Femme à l'ombrelle tournée vers la droite
Claude Monet·1886
Historical Context
Femme à l'ombrelle tournée vers la droite from 1886 at the Musée d'Orsay is the companion to the 'facing left' variant — a pair of large outdoor figure paintings Monet made at Giverny using Suzanne Hoschedé, Alice's daughter, as his model. The pair explore how the same atmospheric conditions read differently when the figure is viewed from opposing directions, with the contre-jour backlight working differently on each side of the model. Together they constitute one of Monet's most concentrated investigations of the relationship between figure and atmospheric light — not portraits but studies in how the human form is affected by outdoor conditions, becoming part of the landscape's chromatic experience rather than a stable, identifiable presence within it. Manet's influence, which Monet had absorbed most strongly in the 1860s and early 1870s, resurfaces in these later figure paintings: the directness of pose, the rejection of sentimental narrative, the insistence on the visible present moment. The Orsay's holding of both paired canvases allows their full meaning as a complementary study to be understood.
Technical Analysis
Monet's brushwork is characteristically loose and broken, built from comma-like strokes that dissolve solid forms into shimmering surfaces of pure color.
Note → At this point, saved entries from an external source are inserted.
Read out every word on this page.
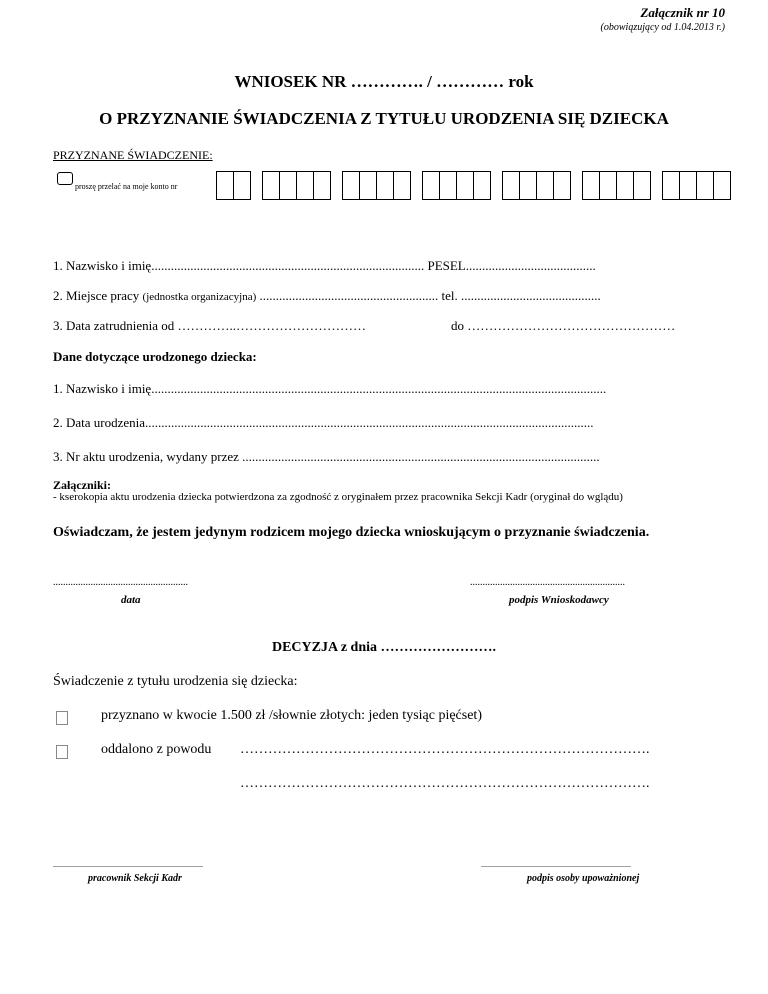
Załącznik nr 10
(obowiązujący od 1.04.2013 r.)
WNIOSEK NR …………. / ………… rok
O PRZYZNANIE ŚWIADCZENIA Z TYTUŁU URODZENIA SIĘ DZIECKA
PRZYZNANE ŚWIADCZENIE:
proszę przelać na moje konto nr
1. Nazwisko i imię.................................................................................... PESEL........................................
2. Miejsce pracy (jednostka organizacyjna) ....................................................... tel. ...........................................
3. Data zatrudnienia od …………..…………………………	do …………………………………………
Dane dotyczące urodzonego dziecka:
1. Nazwisko i imię............................................................................................................................................
2. Data urodzenia..........................................................................................................................................
3. Nr aktu urodzenia, wydany przez ..............................................................................................................
Załączniki:
- kserokopia aktu urodzenia dziecka potwierdzona za zgodność z oryginałem przez pracownika Sekcji Kadr (oryginał do wglądu)
Oświadczam, że jestem jedynym rodzicem mojego dziecka wnioskującym o przyznanie świadczenia.
......................................................
data
..............................................................
podpis Wnioskodawcy
DECYZJA z dnia …………………….
Świadczenie z tytułu urodzenia się dziecka:
przyznano w kwocie 1.500 zł /słownie złotych: jeden tysiąc pięćset)
oddalono z powodu …………………………………………………………………………….
…………………………………………………………………………….
...........................................................................
pracownik Sekcji Kadr
...........................................................................
podpis osoby upoważnionej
He worked rapidly outdoors to capture transient atmospheric effects, layering complementary hues without blending to create optical vibration.
Look Closer
- ◆The woman faces right, her parasol tilted to catch the same wind that moves her skirt below.
- ◆The sky behind is built in rapid sweeping strokes — pure atmospheric painting without any specific.
- ◆The figure's lower half merges with the grassy hillside, boundary dissolved in the same green light.
- ◆The facing-right variant shows less of the subject's face than its companion — more about form.